What To Do With Sick Children


I very often get this question from parents: What do I do if my child is ill? With the flu season approaching it’s a good idea to address this.

Just think back to the last time you had a cold: Even though you felt more fatigued, and your body needed the rest, you definitely did not sleep as well. Typically, a cold sufferer is congested, and wakes during the night to blow their nose, clear their throat or drink some water. Your children are no different. I’ve, very rarely, met a child who sleeps perfectly through an illness. The ugly truth is that no-one sleeps well when they’re ill, and very few children sleep soundly when they are sick.

Prepare yourself. There are definitely going to be some wake ups that you should respond to. You have a sick child that will need some comfort and attention, and it is important that you support your child through this uncomfortable stage.

However, it is important to maintain the normal sleep routine as far as possible. It is easy to fall into an emotional trap. Many parents, at the onset of child illness, commence with night-time feeding. However, if you’ve got a healthy, 6 month, 8 month old, or 10 month old, who has had several weeks or months peaceful sleep, there’s no sensible reason to start night-time feeding if they are ill. You could offer your child a sip of water as the throat might seem a little dry. You might need to wipe the nose. It’s even fine to give a few cuddles. However, you want to make sure you put your child back in their usual sleeping environment.

Expect and allow them to continue to use the skills that they have accumulated in the last few months of using the Good Night programme. Most children will not let you change their strategy. Even if you try to rock your ill child to sleep, the child will most likely resist it. Parents have experienced their little ones pushing them away or arching their back toward the crib. Older children might even point to their cribs, or say “no” to the cuddling. If your doctor has recommended that you offer some night feeds to aid the healing process of a serious illness, or if the child has had a very high fever for a few days and night-time feeds will curb the dehydration, then it is essential to follow doctor’s orders.

Always remain mindful of how you are implementing your actions, however, as you definitely don’t want to let your child fall asleep while feeding or by using it as a prop when the child is ill. The goal should be to maintain the healthy sleep habits that were learned by you and your child, while providing the nurturing and support to the ill child.
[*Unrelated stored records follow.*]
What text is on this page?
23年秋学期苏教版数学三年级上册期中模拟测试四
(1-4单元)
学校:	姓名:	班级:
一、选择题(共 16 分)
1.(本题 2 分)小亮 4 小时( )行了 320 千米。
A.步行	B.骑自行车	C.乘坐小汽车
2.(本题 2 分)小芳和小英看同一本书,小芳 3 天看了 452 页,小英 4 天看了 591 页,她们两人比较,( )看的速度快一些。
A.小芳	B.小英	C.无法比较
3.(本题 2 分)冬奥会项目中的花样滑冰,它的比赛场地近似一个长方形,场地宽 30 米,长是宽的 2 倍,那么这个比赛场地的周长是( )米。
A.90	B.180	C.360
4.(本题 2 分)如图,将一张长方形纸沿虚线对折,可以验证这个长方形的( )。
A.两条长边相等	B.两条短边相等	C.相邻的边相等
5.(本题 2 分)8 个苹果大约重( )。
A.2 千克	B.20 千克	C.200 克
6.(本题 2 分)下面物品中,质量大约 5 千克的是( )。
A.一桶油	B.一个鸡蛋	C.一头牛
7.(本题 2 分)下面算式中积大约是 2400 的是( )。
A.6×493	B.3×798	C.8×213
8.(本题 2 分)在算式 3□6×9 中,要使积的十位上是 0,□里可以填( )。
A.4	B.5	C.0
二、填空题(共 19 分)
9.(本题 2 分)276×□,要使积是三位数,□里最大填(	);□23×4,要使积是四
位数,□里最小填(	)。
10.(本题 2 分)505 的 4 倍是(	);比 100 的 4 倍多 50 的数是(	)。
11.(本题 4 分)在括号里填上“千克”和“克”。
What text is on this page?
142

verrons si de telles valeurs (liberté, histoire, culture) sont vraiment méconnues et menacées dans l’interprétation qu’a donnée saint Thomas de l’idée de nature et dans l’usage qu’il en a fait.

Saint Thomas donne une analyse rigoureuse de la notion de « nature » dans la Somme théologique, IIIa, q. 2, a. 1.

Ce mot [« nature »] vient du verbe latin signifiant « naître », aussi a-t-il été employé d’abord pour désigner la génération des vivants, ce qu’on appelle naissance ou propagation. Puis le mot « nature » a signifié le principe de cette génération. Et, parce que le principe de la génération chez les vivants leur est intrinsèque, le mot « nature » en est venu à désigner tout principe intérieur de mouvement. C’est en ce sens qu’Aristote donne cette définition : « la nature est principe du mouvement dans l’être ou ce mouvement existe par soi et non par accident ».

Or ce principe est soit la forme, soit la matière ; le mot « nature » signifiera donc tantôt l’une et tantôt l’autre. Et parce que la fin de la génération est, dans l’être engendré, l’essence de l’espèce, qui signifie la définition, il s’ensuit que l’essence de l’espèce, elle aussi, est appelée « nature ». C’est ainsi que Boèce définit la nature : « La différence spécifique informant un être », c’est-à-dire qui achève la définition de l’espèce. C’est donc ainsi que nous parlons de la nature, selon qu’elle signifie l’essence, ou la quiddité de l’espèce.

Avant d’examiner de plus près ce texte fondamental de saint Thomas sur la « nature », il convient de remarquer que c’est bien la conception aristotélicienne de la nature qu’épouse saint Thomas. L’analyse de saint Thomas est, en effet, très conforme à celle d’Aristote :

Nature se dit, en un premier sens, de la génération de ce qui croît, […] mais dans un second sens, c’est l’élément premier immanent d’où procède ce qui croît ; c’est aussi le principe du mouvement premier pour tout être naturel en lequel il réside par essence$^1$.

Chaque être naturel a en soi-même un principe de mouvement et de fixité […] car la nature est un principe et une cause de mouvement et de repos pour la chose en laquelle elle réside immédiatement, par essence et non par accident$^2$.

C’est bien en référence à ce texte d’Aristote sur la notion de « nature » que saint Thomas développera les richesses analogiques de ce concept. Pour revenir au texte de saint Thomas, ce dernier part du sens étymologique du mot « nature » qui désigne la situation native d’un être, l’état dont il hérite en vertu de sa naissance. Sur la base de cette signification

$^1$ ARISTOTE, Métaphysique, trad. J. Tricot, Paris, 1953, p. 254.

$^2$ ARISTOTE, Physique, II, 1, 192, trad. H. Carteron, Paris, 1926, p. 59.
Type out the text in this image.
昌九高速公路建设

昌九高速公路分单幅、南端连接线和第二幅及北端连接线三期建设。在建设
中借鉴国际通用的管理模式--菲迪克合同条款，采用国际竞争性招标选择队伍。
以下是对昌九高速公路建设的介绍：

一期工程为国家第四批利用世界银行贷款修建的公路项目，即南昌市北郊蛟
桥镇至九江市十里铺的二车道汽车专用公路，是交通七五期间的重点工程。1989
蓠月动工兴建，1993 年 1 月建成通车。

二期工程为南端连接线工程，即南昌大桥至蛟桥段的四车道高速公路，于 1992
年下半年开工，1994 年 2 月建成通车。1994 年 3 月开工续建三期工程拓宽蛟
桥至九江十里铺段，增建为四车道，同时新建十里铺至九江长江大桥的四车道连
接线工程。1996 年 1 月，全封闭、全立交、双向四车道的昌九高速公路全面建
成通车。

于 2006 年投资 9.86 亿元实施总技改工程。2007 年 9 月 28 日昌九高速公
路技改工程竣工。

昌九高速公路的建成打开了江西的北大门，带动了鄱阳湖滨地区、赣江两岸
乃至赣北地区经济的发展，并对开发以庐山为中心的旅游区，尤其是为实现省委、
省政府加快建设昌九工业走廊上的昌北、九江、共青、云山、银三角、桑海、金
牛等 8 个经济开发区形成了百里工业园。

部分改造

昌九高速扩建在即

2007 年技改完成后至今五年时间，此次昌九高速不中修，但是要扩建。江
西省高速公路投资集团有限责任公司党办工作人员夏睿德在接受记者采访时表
Offer to feed, keep her awake through the feed, and then place her right back in the crib again. When people are very concerned about their sick babies, they often put the baby in bed with them. However, it is more sensible to move a mattress to your baby’s room. Set up camp, and keep an eye on the sick child without changing her immediate sleep environment. Once you’re convinced she’ll manage on her own, get yourself back to your own bed as quickly as you can. While this might initially be more effort, the long term benefits are priceless. It is far less disruptive to move into your child’s room to watch over her, than taking her into bed with you. Keep the long term reward of sweet sleep in mind, and continue to nurture and support the sick child to wellness, so that the sleep cycle is maintained.